Thursday, April 02, 2015

What’s at the Centre?

What — or rather Who — controls the forces in play here?
Do you ever think certain Christians may be just a little bit too nitpicky about things that don’t matter a whole lot? If so, this might be one of those times.

Or not, depending. Bear with me here.

There’s a sign outside a little old moss-covered urban church building that I drive by on the way to work. It reads like this: “Welcome to Jesus, the centre of the spiritual universe.”

Not wrong, strictly speaking, is it? Drawing attention to Jesus Christ is not something to be taken for granted in Christendom in these days of apostasy — and no, I’m not just being dramatic. We have churches not so far away that are called “Christian” in which the Head of the church is not only not a priority, but is not acknowledged as divine or even historical.

The Spiritual Universe

And to call Jesus the “centre of the spiritual universe”? Well, it’s certainly not a mistake. It is an important and necessary truth, one that the writer to the Hebrews takes great pains (and several chapters) to spell out. Are you impressed with the notion of invisible and powerful spirit beings? Jesus Christ is superior to angels, and it’s not a close contest. Do you find yourself taking a reverential attitude toward significant spiritual figures of the past? Jesus Christ is more consequential and praiseworthy, not to mention more foundational, than even the greatest religious leader. 

The “centre of the spiritual universe”? I would say so.

But there’s something that doesn’t work for me about the adjective. Neatly bifurcating the physical and spiritual universes in our thinking is certainly modern and “rational”, but it does not reflect reality. To limit the Lord Jesus to the “spiritual” universe is to do him a bit of a disservice.

Because he’s also the centre of the physical universe, is he not?

The Physical Universe

After all, he created it. “All things were made through him,” says the apostle, “and without him was not any thing made that was made”. If it exists, he did it. Furthermore, he’s holding together the physical universe we inhabit right this minute. Paul says, “he is before all things, and in him all things hold together”. The IVP Commentary uses the word “cohere” for “hold together”, but the sense is clear.

The ancients also reflected on God’s ongoing government of the physical universe before we made such neat distinctions between matter and spirit: the apostle Paul quotes Cretan philosopher Epimenides who wrote, “In him we live and move and have our being”. 
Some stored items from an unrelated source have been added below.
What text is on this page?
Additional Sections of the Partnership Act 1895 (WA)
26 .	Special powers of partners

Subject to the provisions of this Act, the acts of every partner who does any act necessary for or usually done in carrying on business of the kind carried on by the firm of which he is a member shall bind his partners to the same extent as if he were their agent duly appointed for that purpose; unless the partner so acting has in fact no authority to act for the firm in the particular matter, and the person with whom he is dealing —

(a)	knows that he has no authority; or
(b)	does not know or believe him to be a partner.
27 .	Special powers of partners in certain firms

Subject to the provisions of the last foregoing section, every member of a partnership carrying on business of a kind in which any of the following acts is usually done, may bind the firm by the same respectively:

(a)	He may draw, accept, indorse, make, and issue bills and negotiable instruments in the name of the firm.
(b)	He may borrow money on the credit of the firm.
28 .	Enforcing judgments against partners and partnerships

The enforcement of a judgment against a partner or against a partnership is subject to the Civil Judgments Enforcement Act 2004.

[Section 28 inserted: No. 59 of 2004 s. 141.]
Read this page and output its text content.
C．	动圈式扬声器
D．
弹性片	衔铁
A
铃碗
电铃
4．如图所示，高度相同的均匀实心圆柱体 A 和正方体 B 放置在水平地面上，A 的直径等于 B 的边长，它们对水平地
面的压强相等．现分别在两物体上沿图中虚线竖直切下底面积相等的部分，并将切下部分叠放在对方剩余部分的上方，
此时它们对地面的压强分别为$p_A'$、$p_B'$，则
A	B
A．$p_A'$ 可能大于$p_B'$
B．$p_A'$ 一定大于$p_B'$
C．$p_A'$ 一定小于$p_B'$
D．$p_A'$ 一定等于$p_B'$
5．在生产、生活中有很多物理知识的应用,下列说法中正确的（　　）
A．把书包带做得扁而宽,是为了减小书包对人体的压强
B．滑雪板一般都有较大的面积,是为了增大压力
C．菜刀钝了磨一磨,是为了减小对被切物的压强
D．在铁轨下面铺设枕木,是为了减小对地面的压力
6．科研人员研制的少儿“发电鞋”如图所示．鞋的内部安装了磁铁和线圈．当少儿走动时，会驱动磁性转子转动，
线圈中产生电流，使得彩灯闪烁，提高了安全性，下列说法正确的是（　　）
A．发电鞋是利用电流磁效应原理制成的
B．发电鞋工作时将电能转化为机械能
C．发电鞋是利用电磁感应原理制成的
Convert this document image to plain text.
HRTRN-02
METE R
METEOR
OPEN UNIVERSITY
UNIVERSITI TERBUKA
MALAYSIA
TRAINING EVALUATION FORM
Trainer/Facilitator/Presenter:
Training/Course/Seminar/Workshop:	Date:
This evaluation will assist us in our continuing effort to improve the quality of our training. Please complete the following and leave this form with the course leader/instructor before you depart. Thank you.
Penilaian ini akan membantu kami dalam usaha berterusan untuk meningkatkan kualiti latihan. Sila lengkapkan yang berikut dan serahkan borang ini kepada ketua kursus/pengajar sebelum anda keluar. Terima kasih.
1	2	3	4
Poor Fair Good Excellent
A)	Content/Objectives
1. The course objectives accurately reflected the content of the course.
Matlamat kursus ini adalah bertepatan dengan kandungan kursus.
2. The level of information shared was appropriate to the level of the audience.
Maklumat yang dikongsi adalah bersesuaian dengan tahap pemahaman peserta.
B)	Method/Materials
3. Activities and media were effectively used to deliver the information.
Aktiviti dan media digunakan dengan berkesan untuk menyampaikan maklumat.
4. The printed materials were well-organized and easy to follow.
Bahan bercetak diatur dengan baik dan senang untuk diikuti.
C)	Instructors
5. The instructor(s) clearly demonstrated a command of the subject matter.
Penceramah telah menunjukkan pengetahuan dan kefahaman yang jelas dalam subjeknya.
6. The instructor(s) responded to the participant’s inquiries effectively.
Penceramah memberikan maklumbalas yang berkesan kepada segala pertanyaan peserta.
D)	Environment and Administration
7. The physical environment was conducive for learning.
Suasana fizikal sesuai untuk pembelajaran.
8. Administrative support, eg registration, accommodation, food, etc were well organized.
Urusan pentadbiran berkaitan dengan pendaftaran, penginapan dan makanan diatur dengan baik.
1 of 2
But the lesson Paul draws is that “he is actually not far from each one of us”.

We Know All This, But ...

We are not spirit beings: we are physical beings with spirits. The repercussions of our relationship with our Creator and Sustainer are not restricted to the spirit realm but necessarily ripple throughout the world we see, hear and touch.

All this is garden variety Christian orthodoxy, not some novel take on the person of Jesus Christ. But I wonder if the subconscious distinction between the physical and spiritual universes evident in the wording of that church sign doesn’t creep into my daily life just a little bit.

Am I closer to my Saviour when I go to church because I am engaged in a “spiritual” activity? Surely not. But if not, why do I sometimes behave as if I am? Do I speak and act the same way among Christians as I do at the office or do I toggle back and forth between two distinct worlds? Is there a sense in which for me, Sunday is the “Lord’s Day” and Monday isn’t — at least not quite so much?

Jesus Christ is not just the centre of the spiritual universe. He is the centre of the universe. Period. Full stop. He lays rightful claim not just to hearts and minds but to eyes, hands, feet and tongues; not just to the discrete parts of our lives that we regard as “spiritual”, but to every moment of every day.